現在の農地法では、農地を農業以外の業務に転用することが難しい。陸上養殖のみならず、他業種への有効活用に向けて、こうした農地利用の規制緩和をお願いしたい。また、新しく事業を展開するために必要な初期投資を軽減するため、国や自治体から補助金を充実してもらいたい。日本の水産業を盛り上げる意味でも、このような補助制度の充実を期待したい。
また、技術面では、センサーの価格がまだ高い。技術革新が進み、品質の良い安価なセンサーが市場に出てくることを期待している。
地方自治体とのコラボレーションを進めていきたい。この事業をプッシュしてもらえるような地方自治体や公共団体と連携する仕組みができればありがたい。
また、アクアポニックス注2のように、養殖で使用した水を農業で活用するといったことも将来的には視野に入れていきたい。

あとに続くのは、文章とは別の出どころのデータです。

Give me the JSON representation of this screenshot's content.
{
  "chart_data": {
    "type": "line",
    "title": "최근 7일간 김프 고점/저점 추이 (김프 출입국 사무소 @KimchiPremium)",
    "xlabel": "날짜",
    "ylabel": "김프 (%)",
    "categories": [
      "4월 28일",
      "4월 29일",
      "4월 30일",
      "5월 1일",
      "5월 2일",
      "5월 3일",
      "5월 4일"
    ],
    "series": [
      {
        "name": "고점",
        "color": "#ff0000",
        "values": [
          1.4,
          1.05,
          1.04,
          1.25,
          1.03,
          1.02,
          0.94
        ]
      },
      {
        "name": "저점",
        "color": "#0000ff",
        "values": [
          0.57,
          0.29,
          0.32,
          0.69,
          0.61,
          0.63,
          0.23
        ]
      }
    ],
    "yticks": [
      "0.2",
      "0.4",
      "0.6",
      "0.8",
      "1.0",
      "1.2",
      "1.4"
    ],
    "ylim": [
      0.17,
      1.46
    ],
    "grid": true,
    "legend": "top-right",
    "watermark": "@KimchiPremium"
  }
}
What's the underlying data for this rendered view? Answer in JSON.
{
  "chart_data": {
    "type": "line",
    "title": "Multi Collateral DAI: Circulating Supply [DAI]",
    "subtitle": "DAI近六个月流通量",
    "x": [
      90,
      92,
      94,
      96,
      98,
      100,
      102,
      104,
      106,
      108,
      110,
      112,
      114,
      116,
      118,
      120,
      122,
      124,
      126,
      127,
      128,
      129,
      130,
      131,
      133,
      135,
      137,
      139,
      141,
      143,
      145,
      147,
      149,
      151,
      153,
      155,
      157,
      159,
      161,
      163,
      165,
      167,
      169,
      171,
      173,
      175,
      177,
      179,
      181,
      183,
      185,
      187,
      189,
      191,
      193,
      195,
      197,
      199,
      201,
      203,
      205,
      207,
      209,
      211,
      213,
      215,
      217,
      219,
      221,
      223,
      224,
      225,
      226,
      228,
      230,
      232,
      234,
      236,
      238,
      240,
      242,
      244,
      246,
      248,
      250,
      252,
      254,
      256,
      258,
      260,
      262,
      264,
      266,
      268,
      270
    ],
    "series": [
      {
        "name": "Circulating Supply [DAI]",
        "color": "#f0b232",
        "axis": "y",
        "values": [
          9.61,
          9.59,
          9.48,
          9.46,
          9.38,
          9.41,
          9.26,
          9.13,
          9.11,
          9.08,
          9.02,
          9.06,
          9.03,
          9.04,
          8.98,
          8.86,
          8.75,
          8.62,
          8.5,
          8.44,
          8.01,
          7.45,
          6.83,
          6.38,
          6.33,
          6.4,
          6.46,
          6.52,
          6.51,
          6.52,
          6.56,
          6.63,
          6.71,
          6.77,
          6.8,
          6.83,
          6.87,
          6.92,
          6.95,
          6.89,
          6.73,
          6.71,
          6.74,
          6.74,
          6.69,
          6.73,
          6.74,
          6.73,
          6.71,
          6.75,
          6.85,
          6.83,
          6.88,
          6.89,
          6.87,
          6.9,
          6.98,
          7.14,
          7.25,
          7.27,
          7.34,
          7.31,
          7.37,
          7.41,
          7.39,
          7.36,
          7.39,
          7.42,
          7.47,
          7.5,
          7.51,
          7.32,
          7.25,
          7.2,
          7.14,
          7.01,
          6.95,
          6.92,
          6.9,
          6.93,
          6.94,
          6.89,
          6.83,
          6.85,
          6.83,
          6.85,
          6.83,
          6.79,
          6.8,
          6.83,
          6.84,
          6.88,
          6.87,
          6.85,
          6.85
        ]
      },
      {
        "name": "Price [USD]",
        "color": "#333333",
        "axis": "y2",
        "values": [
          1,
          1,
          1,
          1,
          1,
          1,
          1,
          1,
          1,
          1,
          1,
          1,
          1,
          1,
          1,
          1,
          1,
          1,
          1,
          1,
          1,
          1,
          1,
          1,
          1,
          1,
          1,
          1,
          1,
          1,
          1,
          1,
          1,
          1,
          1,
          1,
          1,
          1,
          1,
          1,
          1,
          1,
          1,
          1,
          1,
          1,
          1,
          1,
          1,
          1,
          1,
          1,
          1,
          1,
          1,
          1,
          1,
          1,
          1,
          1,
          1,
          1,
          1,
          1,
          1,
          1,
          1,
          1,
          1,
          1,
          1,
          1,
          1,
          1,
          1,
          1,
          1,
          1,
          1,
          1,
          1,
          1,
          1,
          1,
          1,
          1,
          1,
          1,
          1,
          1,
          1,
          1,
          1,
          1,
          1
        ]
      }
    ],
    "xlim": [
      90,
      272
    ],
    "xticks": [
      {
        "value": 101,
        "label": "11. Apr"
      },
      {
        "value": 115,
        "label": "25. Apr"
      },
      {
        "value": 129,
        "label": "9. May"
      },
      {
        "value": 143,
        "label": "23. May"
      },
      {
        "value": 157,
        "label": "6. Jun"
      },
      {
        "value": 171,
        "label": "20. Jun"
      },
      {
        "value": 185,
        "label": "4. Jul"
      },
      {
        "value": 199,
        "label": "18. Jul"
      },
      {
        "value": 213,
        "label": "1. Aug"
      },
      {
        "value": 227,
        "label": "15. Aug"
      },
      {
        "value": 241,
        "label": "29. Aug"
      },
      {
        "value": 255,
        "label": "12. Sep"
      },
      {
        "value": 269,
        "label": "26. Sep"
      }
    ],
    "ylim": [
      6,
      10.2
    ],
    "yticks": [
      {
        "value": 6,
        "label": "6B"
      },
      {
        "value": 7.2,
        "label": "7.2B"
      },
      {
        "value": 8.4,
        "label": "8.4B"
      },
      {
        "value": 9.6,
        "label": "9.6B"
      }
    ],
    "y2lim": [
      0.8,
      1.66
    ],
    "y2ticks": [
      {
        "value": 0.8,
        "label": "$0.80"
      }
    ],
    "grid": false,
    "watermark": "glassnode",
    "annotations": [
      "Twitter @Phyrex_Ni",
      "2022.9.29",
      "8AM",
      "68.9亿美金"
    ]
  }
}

注2:アクアポニックスとは、水産養殖の「Aquaculture」と、水耕栽培の「Hydroponics」からなる造語で、魚と植物を同じシステムで育てる新しい農業のこと
陸上養殖事業では販路を確保することが重要と考えている。今後、水産物の加工業者、水産物の卸問屋など販路を持っている業者に働きかけ、販路拡大を実現していきたい。
CMエンジニアリング株式会社様からのメッセージをお伝えします。
「当社は自社開発の「IoT向けのワイヤレスセンサネットワークシステムのプラットフォーム(Tele-Sentient)」を提供することで、DX化による地域課題解決や地方創生に取り組んでいきたいと考えております。この活動にお力添え頂ければと考えております。」